Old and new friends and colleagues gathered together last Wednesday to hear John Hughes, Professor of Nineteenth-Century English Literature, give his Inaugural Lecture. The poet and novelist Thomas Hardy, about whom John has published for many years, is fascinated by beginnings and transitional states. In his lecture 'Hardy and the Inaugural', John took up the notion of the 'inaugural' as a particular quality of lyric poetry. He remarks:
The lecture explores the idea of the inaugural as to do with transitions, turning points, transformations, and new beginnings. It links this discussion to an account of the effects of poetic language in general, and to some examples drawn from the poetry of Thomas Hardy, in particular.
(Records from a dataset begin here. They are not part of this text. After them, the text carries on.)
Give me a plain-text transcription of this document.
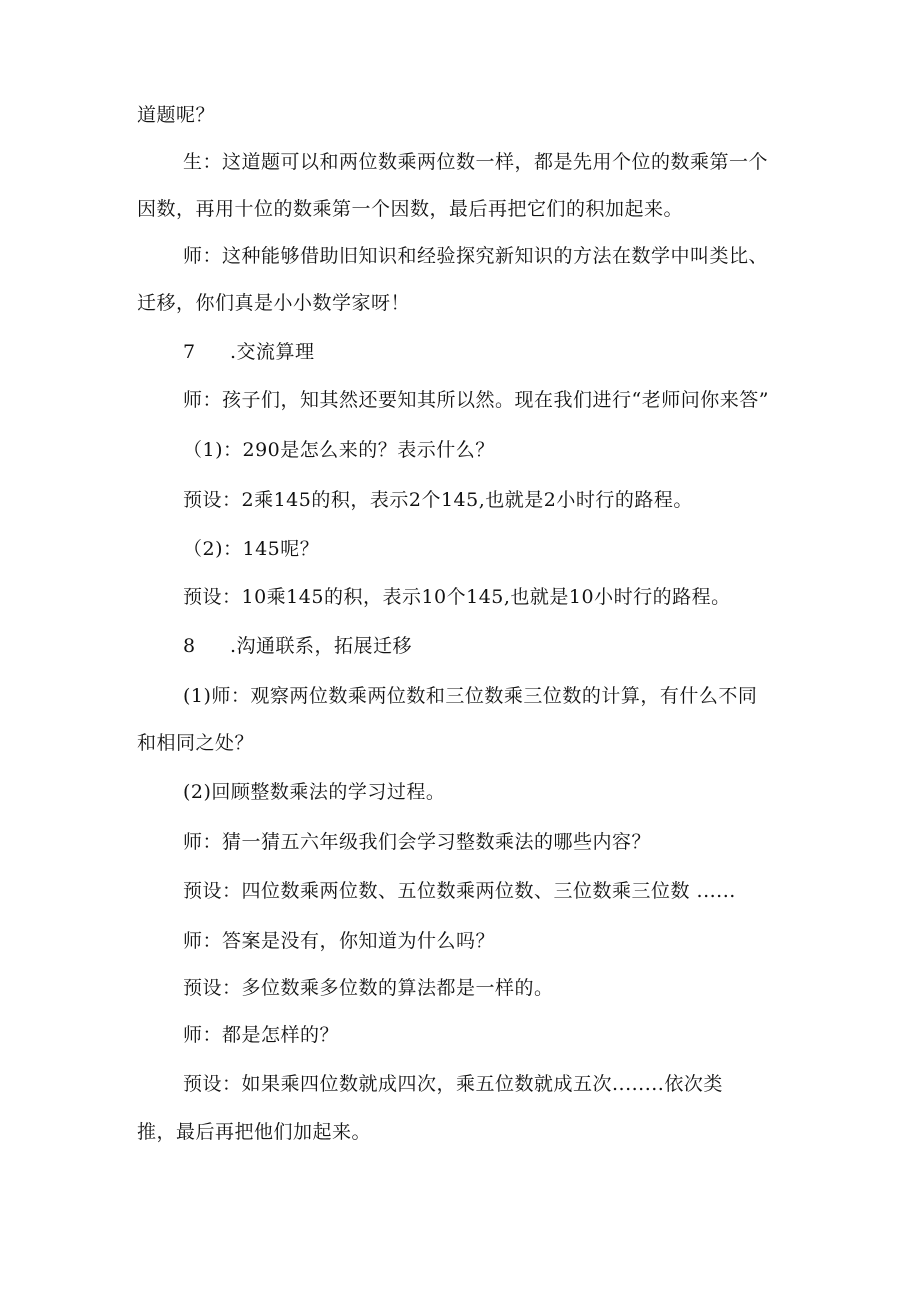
道题呢？
生：这道题可以和两位数乘两位数一样，都是先用个位的数乘第一个
因数，再用十位的数乘第一个因数，最后再把它们的积加起来。
师：这种能够借助旧知识和经验探究新知识的方法在数学中叫类比、
迁移，你们真是小小数学家呀！
7 .交流算理
师：孩子们，知其然还要知其所以然。现在我们进行“老师问你来答”
（1)：290是怎么来的？表示什么？
预设：2乘145的积，表示2个145,也就是2小时行的路程。
（2)：145呢？
预设：10乘145的积，表示10个145,也就是10小时行的路程。
8 .沟通联系，拓展迁移
(1)师：观察两位数乘两位数和三位数乘三位数的计算，有什么不同
和相同之处？
(2)回顾整数乘法的学习过程。
师：猜一猜五六年级我们会学习整数乘法的哪些内容？
预设：四位数乘两位数、五位数乘两位数、三位数乘三位数 ......
师：答案是没有，你知道为什么吗？
预设：多位数乘多位数的算法都是一样的。
师：都是怎样的？
预设：如果乘四位数就成四次，乘五位数就成五次........依次类
推，最后再把他们加起来。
And, he might have added, from Bob Dylan. In an unexpected departure**, John drew insights from Hardy's poetry to show how Bob Dylan represented an inaugural stage of 1960s culture, a poet who shares Hardy's awareness of creative moments of transition. Dylan is as famous for the way he appears in photos as for the way he sounds; John argued persuasively that these visual representations contained what Hardy would have called poetic 'Moments of Being'. Even politicians are keen to borrow some of Dylan's aura for themselves; one of John's lecture slides, showing David and Samantha Cameron in a photo from the Huffington Post in which their body language imitated that of Dylan and Suze Rotolo on the cover of The Freewheeling Bob Dylan, brought the house down. But John was making a serious point about how the inaugural can be recuperated, morally, politically and aesthetically, so that its representations can create the illusions of transitions.
The Vice-Chancellor, Stephen Marston, introduced John, and Professor Peter Childs proposed the traditional vote of thanks afterwards.
**but we await eagerly Professor John Hughes's book Invisible Now: Bob Dylan in the 1960s, to be published by Ashgate in August 2013.